Re: How computable functions actually work. (was Flibble)

On 4/23/25 12:27 PM, olcott wrote:

On 4/23/2025 6:15 AM, Richard Damon wrote:

On 4/23/25 12:14 AM, olcott wrote:

On 4/22/2025 9:33 PM, Richard Damon wrote:

On 4/22/25 6:19 PM, olcott wrote:

>
On Turing Machines inputs <are> finite strings, and
finite string transformation rules <are> applied to
these finite strings to derive corresponding outputs.

>
Yes, so the results can only BE what is computable, but as pointed out, the correct answer need not be.
>

>
That would seem to indicate an error in the original
problem specification.

>
No, just in your understanding of it.
>

>
Whatever can be derived by applying finite string
transformation to input finite strings <is> computable.

>
No, and the problem is you don't actually understand the meaning of the words you are using.
>
The point it that your phrase "Computations are finite string transformations" is not a definition, but just a description.

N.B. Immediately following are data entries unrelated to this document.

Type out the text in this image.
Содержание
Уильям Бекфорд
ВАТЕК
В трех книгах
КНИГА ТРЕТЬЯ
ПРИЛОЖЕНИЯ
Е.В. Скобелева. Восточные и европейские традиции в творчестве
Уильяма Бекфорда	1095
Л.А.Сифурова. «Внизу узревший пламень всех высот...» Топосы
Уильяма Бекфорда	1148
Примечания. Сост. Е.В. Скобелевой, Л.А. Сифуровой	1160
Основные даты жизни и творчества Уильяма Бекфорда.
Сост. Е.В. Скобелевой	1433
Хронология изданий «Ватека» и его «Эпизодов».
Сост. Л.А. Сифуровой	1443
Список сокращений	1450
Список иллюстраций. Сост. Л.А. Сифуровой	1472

 int sum(int x, int y) { return x + y; }
 It does conclusively prove that HHH is not allowed
to report on the behavior of the direct execution
of DD for the same reason that sum(3,2) cannot report
on the sum of 4 + 3.

How?
That is the DEFINITION of the answer to the input requested.
Your HHH is loke:
int sum(int x, int y) { return x*y; }
Since it doesn't return about the halting behavor of its input.
Also, you ignore part of the input, thinking that DDD calls an HHH that doesn't abort, when the HHH that it calls does abort
Thus, all you are doing is proving that you are just a stupid liar that doesn't know what he is talking about.

 The finite string transformations to the machine code
of DD according the definition of the x86 language
ALREADY SPECIFIES BEHAVIOR THE IS NOT THE BEHAVIOR
OF THE DIRECTLY EXECUTED DD.

But it *IS* the behavior of the directly executed DD, at least when you complete it to make it a progeram by including the code for the actual HHH tha it calls.
Your DD that excludes the code for HHH as not part of the input just doens't have behavior and is a category error.
Note, NOTHING in the definition of the X86 language says that a call to a function at the address of HHH means to emulate the code at the address given as a parameter.
Sorry, you are just showing your stupid ignorance of what you are talking about.

 The call to HHH(DD) from the directly executed DD returns.
The call to HHH(DD) from DD emulated by HHH cannot possibly return.
  

The call to HHH(DD) from DD simulated by HHH doesn't return only do to the failure of HHH to correctly emulate its input.
You can't blame DD on that failure of HHH.
All you are doing is proving your stupid ignorance of what you are talking about.